Possible switch points would probably include:
Missed opportunities for a government broader than the Bolsheviks. Immediately after the overthrow of the Provisional Government, the 2nd Congress of Soviets unanimously passed a resolution (introduced by I. Martov, the leader of the left faction of the Mensheviks) calling for a government of Soviet parties, that is, a broad socialist government. The Mensheviks and Right SRs refused to participate and walked out. (Martov walked out later that night, but returned.) A few days later, the railway workers union (Vikzhel) brokered negotiations of socialist parties with the goal of forming a broad socialist government, “from the Popular Socialists to the Bolsheviks”. These talks pointedly did not include bourgeois parties. The Bolshevik negotiators, led by Kamenev, reached an agreement in principle with the other parties. This time, it was the Bolshevik Central Committee that refused.

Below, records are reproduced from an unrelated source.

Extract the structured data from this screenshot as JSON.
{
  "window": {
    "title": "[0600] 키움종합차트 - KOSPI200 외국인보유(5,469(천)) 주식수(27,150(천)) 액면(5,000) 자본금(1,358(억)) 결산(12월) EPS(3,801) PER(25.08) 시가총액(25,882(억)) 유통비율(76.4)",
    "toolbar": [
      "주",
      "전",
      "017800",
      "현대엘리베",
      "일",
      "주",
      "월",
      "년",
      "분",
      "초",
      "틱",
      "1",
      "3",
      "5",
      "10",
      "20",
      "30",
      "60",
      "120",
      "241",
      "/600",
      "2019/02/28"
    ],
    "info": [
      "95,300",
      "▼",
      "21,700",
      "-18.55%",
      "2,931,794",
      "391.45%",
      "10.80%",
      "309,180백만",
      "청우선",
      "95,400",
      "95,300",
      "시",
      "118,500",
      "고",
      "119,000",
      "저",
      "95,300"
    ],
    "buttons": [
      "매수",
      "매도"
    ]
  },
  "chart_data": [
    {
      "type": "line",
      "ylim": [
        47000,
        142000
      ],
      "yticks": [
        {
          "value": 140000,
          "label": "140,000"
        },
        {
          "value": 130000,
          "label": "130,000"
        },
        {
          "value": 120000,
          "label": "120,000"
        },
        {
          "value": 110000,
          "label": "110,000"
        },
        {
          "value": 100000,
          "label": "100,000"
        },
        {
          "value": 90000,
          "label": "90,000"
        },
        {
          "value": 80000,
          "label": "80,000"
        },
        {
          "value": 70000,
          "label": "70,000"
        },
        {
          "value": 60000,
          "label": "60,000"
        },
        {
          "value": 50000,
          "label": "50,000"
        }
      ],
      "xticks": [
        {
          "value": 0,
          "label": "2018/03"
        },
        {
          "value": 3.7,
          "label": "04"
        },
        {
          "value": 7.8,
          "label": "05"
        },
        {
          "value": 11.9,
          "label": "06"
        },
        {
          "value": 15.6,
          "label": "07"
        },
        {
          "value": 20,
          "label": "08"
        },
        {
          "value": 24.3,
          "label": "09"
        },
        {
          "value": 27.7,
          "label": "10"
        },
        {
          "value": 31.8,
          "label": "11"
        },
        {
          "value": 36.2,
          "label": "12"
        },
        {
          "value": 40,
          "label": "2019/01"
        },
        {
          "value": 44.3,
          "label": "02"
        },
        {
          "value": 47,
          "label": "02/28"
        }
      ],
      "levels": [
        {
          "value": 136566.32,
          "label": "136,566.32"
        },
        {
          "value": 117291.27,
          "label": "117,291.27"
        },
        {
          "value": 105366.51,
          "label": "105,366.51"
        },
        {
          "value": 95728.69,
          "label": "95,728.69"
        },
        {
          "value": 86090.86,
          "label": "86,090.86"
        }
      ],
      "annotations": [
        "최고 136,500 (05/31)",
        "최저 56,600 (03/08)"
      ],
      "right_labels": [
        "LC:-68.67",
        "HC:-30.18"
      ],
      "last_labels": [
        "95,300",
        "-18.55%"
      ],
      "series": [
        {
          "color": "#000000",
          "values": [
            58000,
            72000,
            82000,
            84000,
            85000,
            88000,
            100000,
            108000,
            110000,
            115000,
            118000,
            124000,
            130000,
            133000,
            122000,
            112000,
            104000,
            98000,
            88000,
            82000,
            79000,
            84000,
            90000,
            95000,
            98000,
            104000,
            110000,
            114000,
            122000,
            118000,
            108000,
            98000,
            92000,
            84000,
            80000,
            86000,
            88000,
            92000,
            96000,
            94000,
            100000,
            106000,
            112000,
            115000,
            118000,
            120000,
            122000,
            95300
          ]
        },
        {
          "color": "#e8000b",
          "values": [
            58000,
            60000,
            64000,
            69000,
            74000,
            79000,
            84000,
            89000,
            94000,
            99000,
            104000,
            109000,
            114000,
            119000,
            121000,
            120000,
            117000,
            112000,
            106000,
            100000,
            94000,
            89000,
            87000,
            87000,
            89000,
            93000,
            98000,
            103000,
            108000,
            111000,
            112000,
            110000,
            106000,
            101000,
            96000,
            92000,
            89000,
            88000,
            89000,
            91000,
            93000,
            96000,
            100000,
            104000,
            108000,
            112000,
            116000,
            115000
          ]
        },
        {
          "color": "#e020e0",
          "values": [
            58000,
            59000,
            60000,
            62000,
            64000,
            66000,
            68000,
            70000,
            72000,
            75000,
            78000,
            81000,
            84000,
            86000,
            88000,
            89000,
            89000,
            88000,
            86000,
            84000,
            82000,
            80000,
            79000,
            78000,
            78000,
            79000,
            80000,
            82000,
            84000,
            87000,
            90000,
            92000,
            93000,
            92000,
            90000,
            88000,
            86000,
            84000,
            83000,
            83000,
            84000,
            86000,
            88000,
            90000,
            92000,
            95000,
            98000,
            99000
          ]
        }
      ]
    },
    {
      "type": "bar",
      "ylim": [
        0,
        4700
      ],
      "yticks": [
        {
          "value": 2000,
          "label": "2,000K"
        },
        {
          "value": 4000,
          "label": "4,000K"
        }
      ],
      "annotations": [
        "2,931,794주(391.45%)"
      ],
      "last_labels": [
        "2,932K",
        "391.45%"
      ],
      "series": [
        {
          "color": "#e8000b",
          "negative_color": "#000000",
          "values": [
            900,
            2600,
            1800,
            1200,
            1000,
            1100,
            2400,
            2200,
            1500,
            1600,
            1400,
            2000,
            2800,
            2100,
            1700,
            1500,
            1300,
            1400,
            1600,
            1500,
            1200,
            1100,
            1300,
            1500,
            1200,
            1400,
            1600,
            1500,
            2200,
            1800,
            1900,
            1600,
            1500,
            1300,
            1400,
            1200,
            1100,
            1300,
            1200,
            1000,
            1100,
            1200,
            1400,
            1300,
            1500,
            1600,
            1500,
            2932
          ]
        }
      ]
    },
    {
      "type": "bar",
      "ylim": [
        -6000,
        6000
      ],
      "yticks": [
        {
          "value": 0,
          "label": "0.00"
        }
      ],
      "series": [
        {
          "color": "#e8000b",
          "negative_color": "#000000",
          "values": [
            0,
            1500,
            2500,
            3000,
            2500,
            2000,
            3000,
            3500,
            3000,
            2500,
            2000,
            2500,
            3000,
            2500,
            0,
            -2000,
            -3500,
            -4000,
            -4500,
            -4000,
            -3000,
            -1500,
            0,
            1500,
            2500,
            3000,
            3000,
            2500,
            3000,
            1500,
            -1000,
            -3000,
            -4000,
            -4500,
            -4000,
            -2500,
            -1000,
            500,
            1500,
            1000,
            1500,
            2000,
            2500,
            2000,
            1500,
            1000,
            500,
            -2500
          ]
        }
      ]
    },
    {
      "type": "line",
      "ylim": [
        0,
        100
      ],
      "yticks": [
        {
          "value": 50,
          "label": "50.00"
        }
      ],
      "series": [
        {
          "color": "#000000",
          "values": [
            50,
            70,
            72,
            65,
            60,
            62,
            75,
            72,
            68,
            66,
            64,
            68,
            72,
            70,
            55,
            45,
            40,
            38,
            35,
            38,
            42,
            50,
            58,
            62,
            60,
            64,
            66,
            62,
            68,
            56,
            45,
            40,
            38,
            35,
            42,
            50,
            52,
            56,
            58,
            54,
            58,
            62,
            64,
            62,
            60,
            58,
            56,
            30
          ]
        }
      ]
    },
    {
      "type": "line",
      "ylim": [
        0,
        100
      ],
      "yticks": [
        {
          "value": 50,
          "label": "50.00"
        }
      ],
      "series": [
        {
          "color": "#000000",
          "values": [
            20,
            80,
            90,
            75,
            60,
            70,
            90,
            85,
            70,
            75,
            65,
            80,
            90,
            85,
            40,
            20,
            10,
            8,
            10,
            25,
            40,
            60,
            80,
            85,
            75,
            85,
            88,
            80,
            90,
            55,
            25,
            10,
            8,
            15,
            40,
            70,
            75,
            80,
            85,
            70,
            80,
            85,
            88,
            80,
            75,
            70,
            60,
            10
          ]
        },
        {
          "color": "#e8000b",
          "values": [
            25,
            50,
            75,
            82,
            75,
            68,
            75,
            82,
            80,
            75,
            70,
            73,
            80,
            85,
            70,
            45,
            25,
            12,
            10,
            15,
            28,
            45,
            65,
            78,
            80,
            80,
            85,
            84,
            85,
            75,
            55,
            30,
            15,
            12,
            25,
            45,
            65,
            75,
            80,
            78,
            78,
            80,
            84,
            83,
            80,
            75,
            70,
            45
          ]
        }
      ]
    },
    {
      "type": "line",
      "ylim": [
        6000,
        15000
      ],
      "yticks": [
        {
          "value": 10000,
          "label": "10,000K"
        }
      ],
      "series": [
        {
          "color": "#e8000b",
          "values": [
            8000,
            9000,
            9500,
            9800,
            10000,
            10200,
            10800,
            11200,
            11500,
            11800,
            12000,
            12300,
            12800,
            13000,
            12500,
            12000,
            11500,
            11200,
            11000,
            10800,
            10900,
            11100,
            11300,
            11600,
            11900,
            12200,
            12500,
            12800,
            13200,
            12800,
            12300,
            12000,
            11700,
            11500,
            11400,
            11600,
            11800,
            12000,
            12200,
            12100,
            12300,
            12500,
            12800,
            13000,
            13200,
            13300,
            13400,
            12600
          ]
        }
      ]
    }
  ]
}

The forcible disbanding of the Constituent Assembly. Not only did this eliminate the body that workers’ and peasants’ parties had demanded for years, that might have produced a broader government, the divide between the Bolsheviks and other socialists was deepened when Red Guards fired on and killed demonstrators – including workers – defending the Assembly.
The military suppression of the Kronstadt rebellion.
NEP – what if a political opening had accompanied the economic opening? In fact, the opposite happened. The Bolsheviks and the government ratcheted up the repression of opposition currents and groups.
These are some of the major switch points. There were other points along the way where different decisions about freedom of speech, the press and assembly; the legitimacy of opposition parties in the Soviets; national self-determination; the reintroduction of the death penalty and other measures bearing upon civil and political rights might have helped put the revolution onto a different track.